A new game was afoot, and women and men alike were still trying to figure out what the rules were. The New Woman of the teens and twenties had not, despite all the enthusiastic press about her liberation, cast off the shackles of her sex and stepped unfettered into a brave new day where everything was possible. Rather, she had loosened a great many ties to old modes of living that no longer fit well, but had not yet established herself securely in something new. Sexuality was a much more visible and overt part of her life, from the films she saw to the clothes she wore to the dates she went on. Whether she personally kissed, necked, or petted or not, she wasn't likely to be ignorant of such practices. Her own feelings and desires only complicated things further.
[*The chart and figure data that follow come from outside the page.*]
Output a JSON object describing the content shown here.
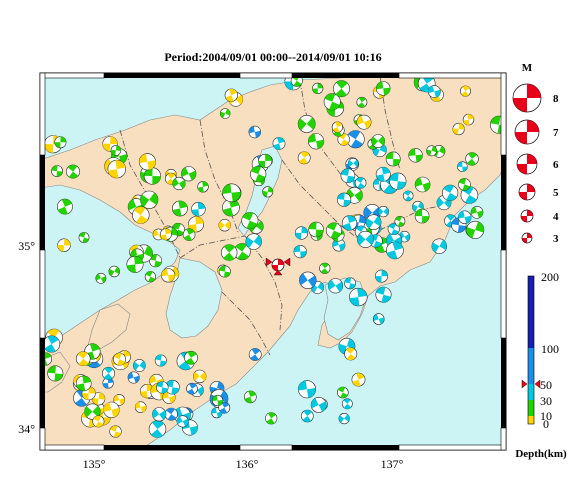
{
  "title": "Period:2004/09/01 00:00--2014/09/01 10:16",
  "axes": {
    "lon_labels": [
      "135°",
      "136°",
      "137°"
    ],
    "lat_labels": [
      "35°",
      "34°"
    ]
  },
  "magnitude_legend": {
    "label": "M",
    "items": [
      "8",
      "7",
      "6",
      "5",
      "4",
      "3"
    ]
  },
  "depth_legend": {
    "label": "Depth(km)",
    "ticks": [
      "200",
      "100",
      "50",
      "30",
      "10",
      "0"
    ],
    "colors": {
      "shallow": "#ffd400",
      "mid1": "#21d400",
      "mid2": "#00c8e0",
      "mid3": "#1a8fe8",
      "deep": "#1520b0"
    }
  },
  "colors": {
    "sea": "#cdf4f4",
    "land": "#f8dfc0",
    "selected": "#e8001a"
  }
}
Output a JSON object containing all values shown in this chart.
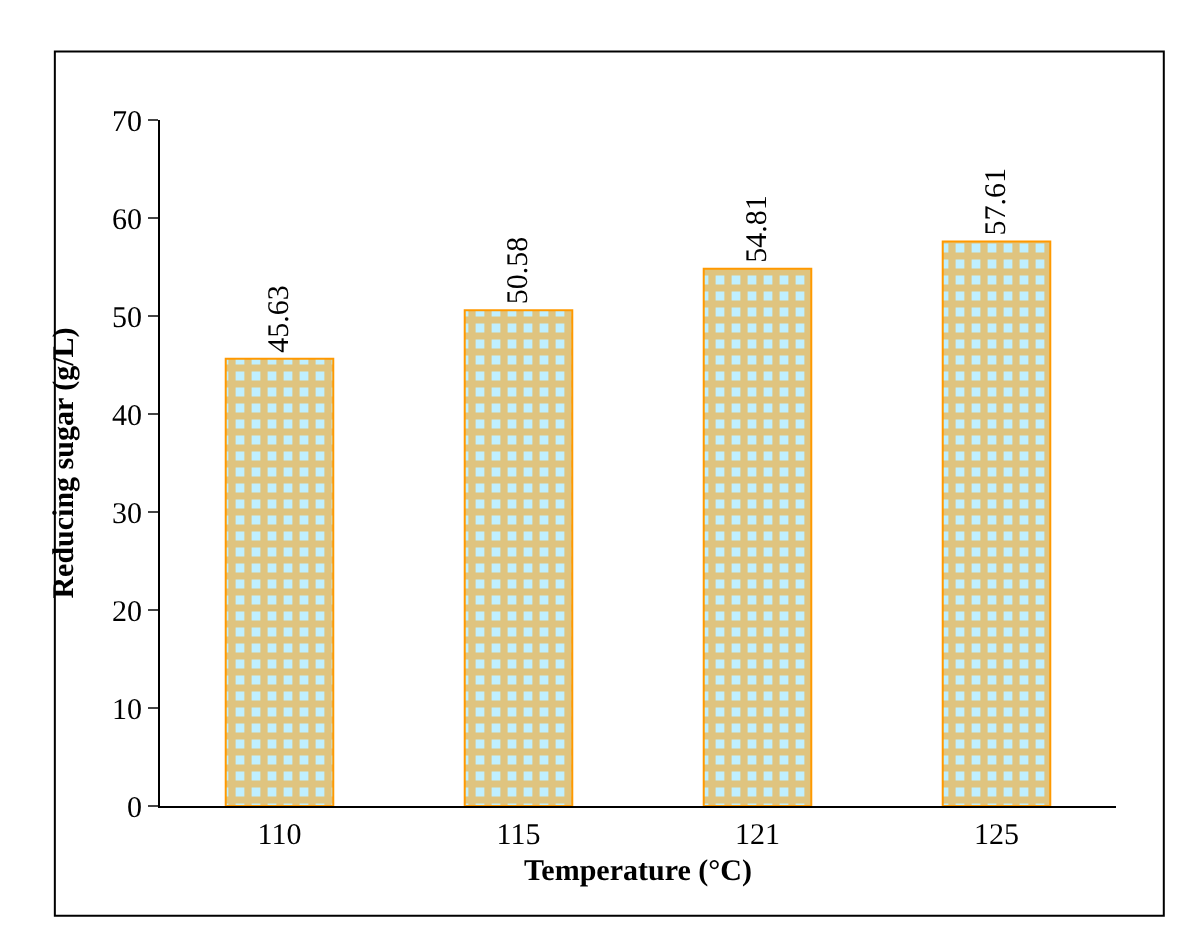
{
  "chart_data": {
    "type": "bar",
    "xlabel": "Temperature (°C)",
    "ylabel": "Reducing sugar (g/L)",
    "categories": [
      "110",
      "115",
      "121",
      "125"
    ],
    "values": [
      45.63,
      50.58,
      54.81,
      57.61
    ],
    "color": "#ff9900",
    "ylim": [
      0,
      70
    ],
    "yticks": [
      0,
      10,
      20,
      30,
      40,
      50,
      60,
      70
    ],
    "data_labels": true
  }
}
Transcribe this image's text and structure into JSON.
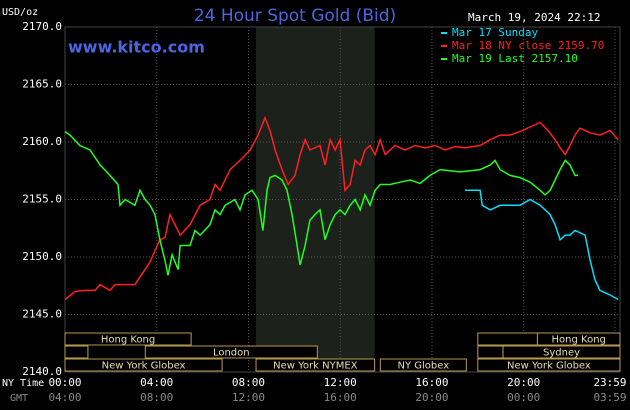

The New Woman's new sexuality was at least as much firewalk as pleasure cruise.
In theory women were still expected not to have sex before marriage. But with changes in gender roles, female independence, the new custom of going out, and new expectations of sexiness as part of female identity, "having sex" had become a realm of many shades of gray. Even gynecology books acknowledged that wedding-night hymens were likely to have alread
y been dilated by probing fingers during hot and heavy petting, but refrained from qualifying such acts as being definitively either "sex" or "not sex." The new economic and social equations of sex and dating also meant that it was less clear what sex—whatever that was—was supposed to mean to a relationship. Where exactly virginity fit into all of it was as difficult a question as all the others.
To many people, the new, overt sexiness of New Women promised not so much freedom as havoc. Sexually active women have always been considered troublesome, of course; one function virginity has served over the ages is to control women's sexual activity and make it something that can be policed and regulated. But as sexually self-willed women became more visible through movies, theater, journalism, and novels, more and more people became nervous about what that might mean. People questioned whether the New Women could still be trusted to fulfill their daughterly, wifely, and motherly roles. Seeing to it that they would became the subject of debate, research, and policy.
Part of this process involved the study of a strange new creature. Neither child nor adult, this bizarre being was scarcely recognizable as properly human. In 1904 psychologist G. Stanley Hall assayed a systematic description of this troublesome changeling. Adolescence: Its Psychology and Its Relations to Physiology, Anthropology, Sociology, Sex, Crime, Religion, and Education was the opening salvo in the ongoing battle of Established Society versus the Young Person.
Through Hall's eyes, the Young Person was a strange, volatile, contrary, and vulnerable creature. When it came to female adolescents, much of that vulnerability was specifically sexual. Anything that hinted at deviation from the expected standards of premarital virginity, early marriage, and postmarital monogamy was a cause for alarm. Not just psychologists but families, parents, schools, friends, and religious organizations all placed their own types of pressure on young women to conform to older, more conservative sexual and behavioral standards—standards that were perceived as being under heavy attack.